Joindre l'utile au désagréable... en temps de grève
Un conflit ou une grève, ce n'est jamais agréable. C'est toujours un peu vain ou un peu con. De surcroît, quand cela se produit dans le domaine du service public, c'est encore plus con et encore plus vain. Quand les employés du supermarché de votre quartier décident de débrayer, de fermer les portes d'accès à leur plancher, c'est désolant et c'est d'une tristesse.
Mais le syndicat, auquel ils sont affiliés, leur a dicté la bonne marche à suivre et sorte leur logo, le foutre sur des petits drapeaux et demande aux dits employés d'aller faire les bouffons aux abords de la rue devant le supermarché machin truc, en sollicitant l'appui des automobilistes qui eux, doivent y aller de coups de klaxon en coups de klaxon, dérangeant ainsi les résidents du secteur, jusqu'à tard le soir. Ces résidents sont sans aucun doute, parmi les meilleurs clients du supermarché en question . Ironie du sort, quoi! La scène devient presque irréaliste, gênante à voir et quasi ridicule.
Les employés sont pris en otage par leur syndicat et les consommateurs sont pris en otage par ladite grève. Mais on leur demande quand même de devenir complices de cette farce et d'offrir leur appui moral, eux qui ont donné, depuis bon nombre d'années, leur appui financier en tant que clients.
Garder le sourire!
Malgré le drame qui touche temporairement le sort de ces employés, sous-payés, on leur demande d'arborer un sourire fendu jusqu'aux oreilles, de faire du bruit, de sautiller s’il le faut, pour montrer qu'ils existent, qu'ils font pitié et que leur cause est LA CAUSE à considérer. Comme si nous, les consommateurs, on ne savait pas depuis belle lurette que ces gens travaillent, la plupart, à petits salaires et souvent à des heures pas possibles. En fait, qu'ils sont exploités par la grosse entreprise qui a pignon sur rue dans bien d'autres villes au Québec.
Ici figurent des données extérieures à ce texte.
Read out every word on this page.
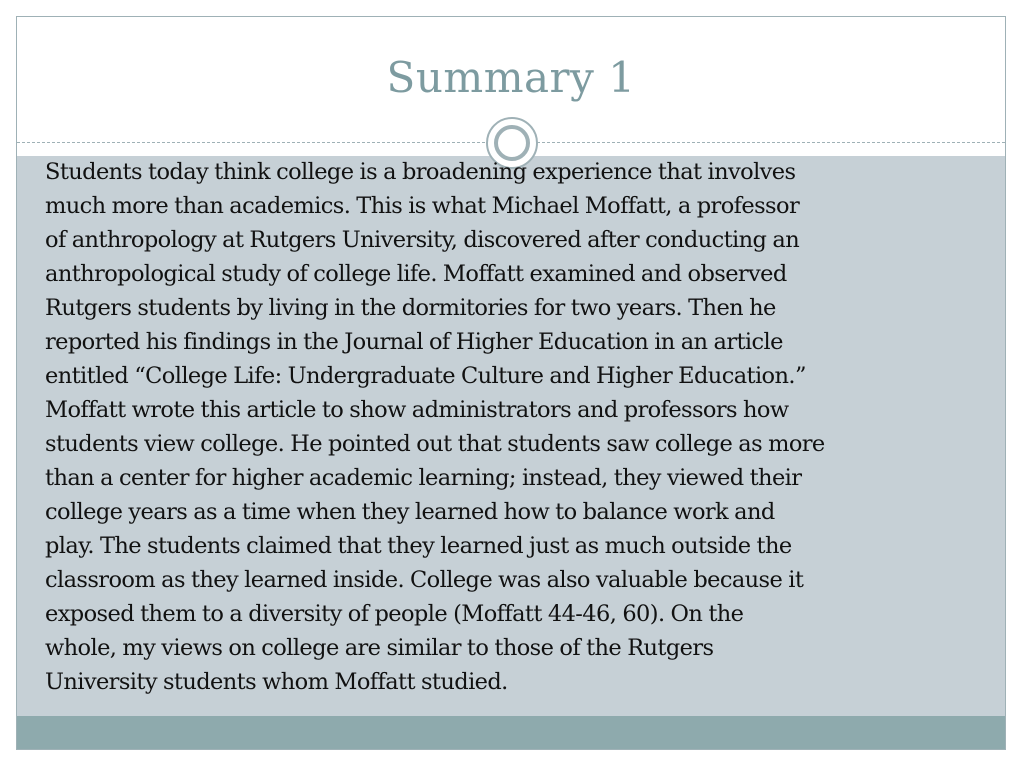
Summary 1

Students today think college is a broadening experience that involves
much more than academics. This is what Michael Moffatt, a professor
of anthropology at Rutgers University, discovered after conducting an
anthropological study of college life. Moffatt examined and observed
Rutgers students by living in the dormitories for two years. Then he
reported his findings in the Journal of Higher Education in an article
entitled “College Life: Undergraduate Culture and Higher Education.”
Moffatt wrote this article to show administrators and professors how
students view college. He pointed out that students saw college as more
than a center for higher academic learning; instead, they viewed their
college years as a time when they learned how to balance work and
play. The students claimed that they learned just as much outside the
classroom as they learned inside. College was also valuable because it
exposed them to a diversity of people (Moffatt 44-46, 60). On the
whole, my views on college are similar to those of the Rutgers
University students whom Moffatt studied.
Alors là, rentre en cause le consommateur qui se voit privé, du jour au lendemain, d'un service auquel il est habitué, et pour lequel il défraie en moyenne de ses poches, entre 300 et 800 dollars par mois dans ledit supermarché machin truc en question.
L'utile au désagréable!
Alors que reste-t-il au consommateur? Il doit aller s'approvisionner ailleurs dans le supermarché le plus près ou le plus approprié? Pas évident! Alors là, c'est à ce moment qu'il faut bien joindre l'utile au désagréable.
En tant que consommateur, ils découvrent, du coup, d'autres lieux pour faire leurs emplettes.
¨-On fait parfois de belles découvertes. On se rend compte que le supermarché de son quartier n'est pas le seul endroit sur la Terre où on peut donner ses sous pour se nourrir. On découvre qu'il y a de petits marchés coquets, dirigés par des gens de la ville, avec un service des plus courtois et avec des mets régionaux¨.
Alors, on prend son pied, on change ses habitudes! Ça ne coûte pas vraiment plus cher, mais on découvre que le petit marché en question offre de la qualité en plus d'un service plus personnalisé. Pour ceux qui se déplacent en auto, ils sont disposés à faire quelques kilomètres de plus et les piétons, eux, prennent l'autobus ou le taxi pour s'y rendre, puisque cela en vaut la peine, tout compte fait.
Ainsi, c'est l'économie de toute une ville qui prend soudain du mieux. Il ne reste plus qu'à garder une belle pensée quand même, dans nos prières, pour les employés du supermarché de son quartier en espérant qu'ils continueront de garder le sourire, malgré le fâcheux de leur situation. Amen!